Tables 2 analyses the variations of different physical parameters with the local Nusselt number. The local Nusselt number increases with an increase in Pr, R, and Bi₁. A slight variation in the local Nusselt number is noticed by increasing the values of the Soret number Sr. It is observed that an increase in A, λ, Bi₂, Ec, Du, and Sc leads to a decrease in the heat transfer rate at the surface. Table 3 presents the numerical values of the local Sherwood number for different values of physical parameters. It is observed that the mass transfer coefficient in terms of the local Sherwood number increases with an increase in Sc, Du, and Bi₂, while an increase in A, λ, Sr, and Bi₁ leads to a decrease in the value of the local Sherwood number. Table 4 shows the effects of various parameters on the skin friction coefficient. The skin friction coefficient is negative for all physical parameters. Physically, negative values of the skin friction coefficient means that the surface exerts a drag force on the fluid. The magnitude of the skin friction coefficient is increased by increasing the values of A and λ. Table 5 depicts the comparison of the skin friction coefficient from the previous study. From this table we found excellent argument.

6 Conclusions

Salient features of convective heat and mass transfer in the flow of Williamson fluid over an unsteady stretching sheet are investigated in the presence of Soret and Dufour effects. The main outcomes of the present attempt can be mentioned as follows.
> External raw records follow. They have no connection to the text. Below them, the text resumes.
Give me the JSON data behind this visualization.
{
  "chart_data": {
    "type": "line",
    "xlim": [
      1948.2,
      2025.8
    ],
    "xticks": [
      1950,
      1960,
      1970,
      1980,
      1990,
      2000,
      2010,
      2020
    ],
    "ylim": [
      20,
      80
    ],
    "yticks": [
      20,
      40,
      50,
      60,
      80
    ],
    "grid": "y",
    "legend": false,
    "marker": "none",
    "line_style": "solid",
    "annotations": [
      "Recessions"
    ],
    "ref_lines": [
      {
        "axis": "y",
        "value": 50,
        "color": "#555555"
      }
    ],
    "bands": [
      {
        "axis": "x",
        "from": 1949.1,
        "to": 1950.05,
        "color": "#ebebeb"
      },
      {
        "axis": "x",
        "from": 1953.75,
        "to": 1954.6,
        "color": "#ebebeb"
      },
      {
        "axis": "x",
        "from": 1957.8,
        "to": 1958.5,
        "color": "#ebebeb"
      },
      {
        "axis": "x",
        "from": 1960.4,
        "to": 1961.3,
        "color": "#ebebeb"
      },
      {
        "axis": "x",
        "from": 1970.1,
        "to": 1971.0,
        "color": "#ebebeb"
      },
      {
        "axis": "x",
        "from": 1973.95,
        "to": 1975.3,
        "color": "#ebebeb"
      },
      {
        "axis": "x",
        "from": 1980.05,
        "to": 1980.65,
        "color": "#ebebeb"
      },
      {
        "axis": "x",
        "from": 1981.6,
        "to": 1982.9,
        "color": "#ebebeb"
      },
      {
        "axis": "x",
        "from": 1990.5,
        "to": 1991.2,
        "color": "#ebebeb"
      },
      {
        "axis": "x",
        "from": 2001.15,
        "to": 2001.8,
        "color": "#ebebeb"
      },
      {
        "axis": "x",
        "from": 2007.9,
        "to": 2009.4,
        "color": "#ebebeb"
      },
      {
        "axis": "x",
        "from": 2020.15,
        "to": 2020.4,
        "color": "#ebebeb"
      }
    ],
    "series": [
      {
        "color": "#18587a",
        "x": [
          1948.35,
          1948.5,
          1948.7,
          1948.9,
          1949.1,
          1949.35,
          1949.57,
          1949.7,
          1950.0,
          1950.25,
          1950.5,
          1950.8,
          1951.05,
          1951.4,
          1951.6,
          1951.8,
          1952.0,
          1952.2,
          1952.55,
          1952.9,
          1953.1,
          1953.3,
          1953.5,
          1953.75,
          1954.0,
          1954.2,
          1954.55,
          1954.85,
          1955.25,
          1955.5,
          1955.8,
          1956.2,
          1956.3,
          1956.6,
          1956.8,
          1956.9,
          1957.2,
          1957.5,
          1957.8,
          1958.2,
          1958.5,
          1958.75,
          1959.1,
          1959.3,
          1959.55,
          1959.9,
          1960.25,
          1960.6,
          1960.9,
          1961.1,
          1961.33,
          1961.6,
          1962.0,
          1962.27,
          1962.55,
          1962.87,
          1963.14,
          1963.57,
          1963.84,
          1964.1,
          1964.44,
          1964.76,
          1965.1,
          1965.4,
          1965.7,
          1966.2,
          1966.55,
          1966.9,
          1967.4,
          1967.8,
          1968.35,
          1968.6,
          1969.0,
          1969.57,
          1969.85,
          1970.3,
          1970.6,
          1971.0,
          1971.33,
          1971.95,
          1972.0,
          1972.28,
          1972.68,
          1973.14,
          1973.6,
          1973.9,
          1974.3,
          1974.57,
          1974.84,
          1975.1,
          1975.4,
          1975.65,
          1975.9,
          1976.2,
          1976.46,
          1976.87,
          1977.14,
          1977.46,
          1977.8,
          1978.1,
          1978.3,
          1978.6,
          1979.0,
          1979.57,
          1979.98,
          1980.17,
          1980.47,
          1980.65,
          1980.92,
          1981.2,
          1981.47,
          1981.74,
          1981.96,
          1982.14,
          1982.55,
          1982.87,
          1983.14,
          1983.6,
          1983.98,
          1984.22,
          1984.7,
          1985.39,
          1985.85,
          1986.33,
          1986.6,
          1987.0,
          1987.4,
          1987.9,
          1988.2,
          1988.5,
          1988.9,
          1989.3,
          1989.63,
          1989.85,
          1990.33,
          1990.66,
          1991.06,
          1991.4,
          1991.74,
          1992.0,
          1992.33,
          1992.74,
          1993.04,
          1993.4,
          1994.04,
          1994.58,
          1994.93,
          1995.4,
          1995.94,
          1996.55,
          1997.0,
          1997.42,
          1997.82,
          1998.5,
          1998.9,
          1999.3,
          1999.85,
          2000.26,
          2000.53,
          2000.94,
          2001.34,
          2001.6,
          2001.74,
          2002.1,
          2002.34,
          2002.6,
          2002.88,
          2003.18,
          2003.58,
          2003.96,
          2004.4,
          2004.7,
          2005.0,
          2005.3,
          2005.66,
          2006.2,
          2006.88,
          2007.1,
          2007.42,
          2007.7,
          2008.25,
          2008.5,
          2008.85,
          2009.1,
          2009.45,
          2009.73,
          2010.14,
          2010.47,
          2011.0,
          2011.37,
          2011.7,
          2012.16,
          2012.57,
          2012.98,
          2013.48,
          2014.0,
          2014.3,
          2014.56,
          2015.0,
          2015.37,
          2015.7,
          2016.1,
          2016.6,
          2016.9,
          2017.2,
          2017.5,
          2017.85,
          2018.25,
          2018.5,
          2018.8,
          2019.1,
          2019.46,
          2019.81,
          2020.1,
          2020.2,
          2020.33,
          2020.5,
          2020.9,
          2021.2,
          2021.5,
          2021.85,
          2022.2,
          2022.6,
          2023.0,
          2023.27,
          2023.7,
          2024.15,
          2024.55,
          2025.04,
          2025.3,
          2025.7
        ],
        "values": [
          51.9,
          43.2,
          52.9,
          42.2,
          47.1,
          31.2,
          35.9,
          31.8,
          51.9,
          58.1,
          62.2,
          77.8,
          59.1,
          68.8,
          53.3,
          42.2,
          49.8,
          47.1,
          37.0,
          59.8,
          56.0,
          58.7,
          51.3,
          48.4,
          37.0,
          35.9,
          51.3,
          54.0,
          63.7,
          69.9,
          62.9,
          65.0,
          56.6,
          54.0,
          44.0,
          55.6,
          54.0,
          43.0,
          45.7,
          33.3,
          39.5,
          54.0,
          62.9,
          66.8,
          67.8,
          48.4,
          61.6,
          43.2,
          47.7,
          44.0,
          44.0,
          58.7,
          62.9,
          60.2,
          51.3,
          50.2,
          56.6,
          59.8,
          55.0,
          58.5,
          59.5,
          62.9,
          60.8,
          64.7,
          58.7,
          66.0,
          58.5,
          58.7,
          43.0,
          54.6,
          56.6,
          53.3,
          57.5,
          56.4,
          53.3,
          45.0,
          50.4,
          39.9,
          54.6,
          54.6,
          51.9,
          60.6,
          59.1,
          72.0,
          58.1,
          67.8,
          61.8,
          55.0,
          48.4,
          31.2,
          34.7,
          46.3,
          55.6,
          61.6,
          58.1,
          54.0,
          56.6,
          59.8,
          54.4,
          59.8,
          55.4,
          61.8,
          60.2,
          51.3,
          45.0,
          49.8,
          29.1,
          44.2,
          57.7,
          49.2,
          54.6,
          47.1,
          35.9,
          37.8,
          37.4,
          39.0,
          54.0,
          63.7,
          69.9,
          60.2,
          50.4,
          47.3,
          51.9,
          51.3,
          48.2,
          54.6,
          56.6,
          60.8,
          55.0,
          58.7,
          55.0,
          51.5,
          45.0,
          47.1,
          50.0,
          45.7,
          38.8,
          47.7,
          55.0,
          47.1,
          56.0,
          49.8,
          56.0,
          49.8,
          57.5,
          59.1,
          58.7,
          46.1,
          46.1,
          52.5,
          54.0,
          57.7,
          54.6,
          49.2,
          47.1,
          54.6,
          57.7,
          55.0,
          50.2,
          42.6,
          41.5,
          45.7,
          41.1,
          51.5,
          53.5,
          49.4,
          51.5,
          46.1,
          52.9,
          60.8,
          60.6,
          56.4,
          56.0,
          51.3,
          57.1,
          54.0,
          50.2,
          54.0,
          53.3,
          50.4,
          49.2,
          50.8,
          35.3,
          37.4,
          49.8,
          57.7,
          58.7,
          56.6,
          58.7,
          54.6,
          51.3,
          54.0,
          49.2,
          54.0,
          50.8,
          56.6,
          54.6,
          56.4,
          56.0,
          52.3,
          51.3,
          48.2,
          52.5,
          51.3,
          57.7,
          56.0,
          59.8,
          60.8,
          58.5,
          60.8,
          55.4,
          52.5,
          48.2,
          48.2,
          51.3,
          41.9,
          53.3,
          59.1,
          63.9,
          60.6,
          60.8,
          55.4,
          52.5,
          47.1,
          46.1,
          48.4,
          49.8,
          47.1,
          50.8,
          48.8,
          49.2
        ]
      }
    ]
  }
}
• The velocity field f′(η) and momentum boundary layer thickness are decreasing functions of A and λ.

• The behaviours of concentration and temperature fields corresponding to A and λ are qualitatively similar.

• The influences of the radiation parameter R and Eckert number Ec on the temperature field are reverse to that of Pr.

• The effects of Soret and Dufour numbers on the temperature and concentration fields are quite opposite.

• The Prandtl number Pr and Eckert number Ec have dual behaviour on the concentration field.

• Concentration field decays most rapidly for larger values of the Schmidt number Sc.

• Effects of thermal and concentration Biot numbers on the temperature and concentration fields are qualitatively similar.